CERFA 15629-01 : Demande de paiement - DiNA CUMA - Volet Aide aux investissements matériels

Demande de paiement - DiNA CUMA - Volet Aide aux investissements matériels - Formulaire

Demandez le paiement de votre aide DiNA CUMA

Sommaire

Dernière mise à jour: 23/07/2026

À quoi sert le CERFA 15629*01 pour une CUMA

Le CERFA 15629*01 correspond à la demande de paiement DiNA CUMA, volet aide aux investissements matériels. Il s’adresse aux coopératives d’utilisation de matériel agricole qui ont déjà obtenu une aide et souhaitent désormais demander le versement effectif des sommes accordées pour des investissements matériels, notamment pour des hangars et bâtiments annexes.

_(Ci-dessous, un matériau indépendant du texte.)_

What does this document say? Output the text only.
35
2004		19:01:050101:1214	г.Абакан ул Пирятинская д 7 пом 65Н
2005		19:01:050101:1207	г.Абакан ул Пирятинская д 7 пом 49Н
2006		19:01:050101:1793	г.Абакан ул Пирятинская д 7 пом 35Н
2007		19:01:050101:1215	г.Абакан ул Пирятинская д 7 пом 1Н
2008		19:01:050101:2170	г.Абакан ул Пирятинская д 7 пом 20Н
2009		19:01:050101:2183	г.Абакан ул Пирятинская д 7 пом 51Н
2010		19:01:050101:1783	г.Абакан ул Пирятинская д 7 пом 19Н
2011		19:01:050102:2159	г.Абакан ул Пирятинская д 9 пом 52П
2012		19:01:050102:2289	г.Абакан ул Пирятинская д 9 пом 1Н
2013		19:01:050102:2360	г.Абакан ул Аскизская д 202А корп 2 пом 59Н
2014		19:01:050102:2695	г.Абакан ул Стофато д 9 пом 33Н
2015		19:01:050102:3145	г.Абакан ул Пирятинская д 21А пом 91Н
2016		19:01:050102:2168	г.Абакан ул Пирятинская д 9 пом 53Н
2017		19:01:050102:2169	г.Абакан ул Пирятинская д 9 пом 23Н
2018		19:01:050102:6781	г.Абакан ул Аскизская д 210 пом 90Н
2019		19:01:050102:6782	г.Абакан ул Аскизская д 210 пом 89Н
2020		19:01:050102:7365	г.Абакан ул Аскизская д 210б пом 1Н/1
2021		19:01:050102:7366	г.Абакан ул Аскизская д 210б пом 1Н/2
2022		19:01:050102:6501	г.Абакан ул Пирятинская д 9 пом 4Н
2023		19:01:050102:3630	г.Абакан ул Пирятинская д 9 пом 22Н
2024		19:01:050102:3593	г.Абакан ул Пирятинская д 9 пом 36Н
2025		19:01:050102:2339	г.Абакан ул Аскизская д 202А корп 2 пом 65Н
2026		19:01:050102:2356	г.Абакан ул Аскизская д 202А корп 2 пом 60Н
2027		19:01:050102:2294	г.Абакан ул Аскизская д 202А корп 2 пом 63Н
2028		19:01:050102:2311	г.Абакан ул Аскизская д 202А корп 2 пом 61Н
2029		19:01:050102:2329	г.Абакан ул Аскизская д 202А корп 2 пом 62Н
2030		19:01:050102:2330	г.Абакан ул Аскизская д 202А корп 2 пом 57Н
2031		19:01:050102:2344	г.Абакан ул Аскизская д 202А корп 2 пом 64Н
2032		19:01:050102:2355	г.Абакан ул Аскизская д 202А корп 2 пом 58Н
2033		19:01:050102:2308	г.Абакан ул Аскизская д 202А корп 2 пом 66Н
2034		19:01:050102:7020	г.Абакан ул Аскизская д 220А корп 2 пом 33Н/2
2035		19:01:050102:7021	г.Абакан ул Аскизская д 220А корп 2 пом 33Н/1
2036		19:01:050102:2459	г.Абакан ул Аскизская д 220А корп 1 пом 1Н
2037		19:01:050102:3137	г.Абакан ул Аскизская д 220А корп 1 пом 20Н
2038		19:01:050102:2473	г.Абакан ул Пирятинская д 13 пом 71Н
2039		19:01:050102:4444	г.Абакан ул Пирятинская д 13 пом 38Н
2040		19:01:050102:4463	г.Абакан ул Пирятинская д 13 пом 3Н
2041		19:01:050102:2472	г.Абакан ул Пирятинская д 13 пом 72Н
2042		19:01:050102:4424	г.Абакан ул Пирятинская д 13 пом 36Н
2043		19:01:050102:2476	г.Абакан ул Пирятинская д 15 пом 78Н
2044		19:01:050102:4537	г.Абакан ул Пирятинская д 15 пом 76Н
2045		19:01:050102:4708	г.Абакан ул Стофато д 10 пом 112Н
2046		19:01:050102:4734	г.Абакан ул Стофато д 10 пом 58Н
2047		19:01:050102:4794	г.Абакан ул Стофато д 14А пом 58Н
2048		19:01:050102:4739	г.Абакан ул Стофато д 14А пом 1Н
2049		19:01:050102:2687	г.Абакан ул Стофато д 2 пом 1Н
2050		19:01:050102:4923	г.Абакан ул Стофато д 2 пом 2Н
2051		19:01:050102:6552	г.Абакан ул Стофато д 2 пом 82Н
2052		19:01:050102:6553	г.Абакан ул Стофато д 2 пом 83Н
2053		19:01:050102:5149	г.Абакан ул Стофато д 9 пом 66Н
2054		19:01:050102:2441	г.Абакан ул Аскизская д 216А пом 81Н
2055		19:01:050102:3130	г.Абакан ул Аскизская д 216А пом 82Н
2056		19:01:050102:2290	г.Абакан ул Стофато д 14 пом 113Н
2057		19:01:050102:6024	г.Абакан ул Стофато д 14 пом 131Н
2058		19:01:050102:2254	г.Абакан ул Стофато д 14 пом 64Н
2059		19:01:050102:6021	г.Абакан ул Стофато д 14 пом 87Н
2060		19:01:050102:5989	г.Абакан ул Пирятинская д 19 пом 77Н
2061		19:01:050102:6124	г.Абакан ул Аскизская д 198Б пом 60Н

Ce formulaire n’est donc pas une demande initiale de subvention. Il intervient dans un second temps, lorsque la CUMA a réalisé tout ou partie de son projet, réglé les dépenses concernées et réuni les justificatifs attendus. L’administration s’appuie alors sur ce document pour vérifier la réalité des investissements, le caractère éligible des dépenses et la conformité de l’opération financée.

Le texte de référence mentionné sur le formulaire est l’instruction technique DGPE/SDC/2016-41 du 19 janvier 2016, dans le cas où le dispositif est mis en place en dehors du Programme de développement rural de la zone concernée. En pratique, il faut toujours veiller à respecter les consignes données par la DDT ou DDTM compétente, car certaines modalités peuvent être précisées au niveau régional.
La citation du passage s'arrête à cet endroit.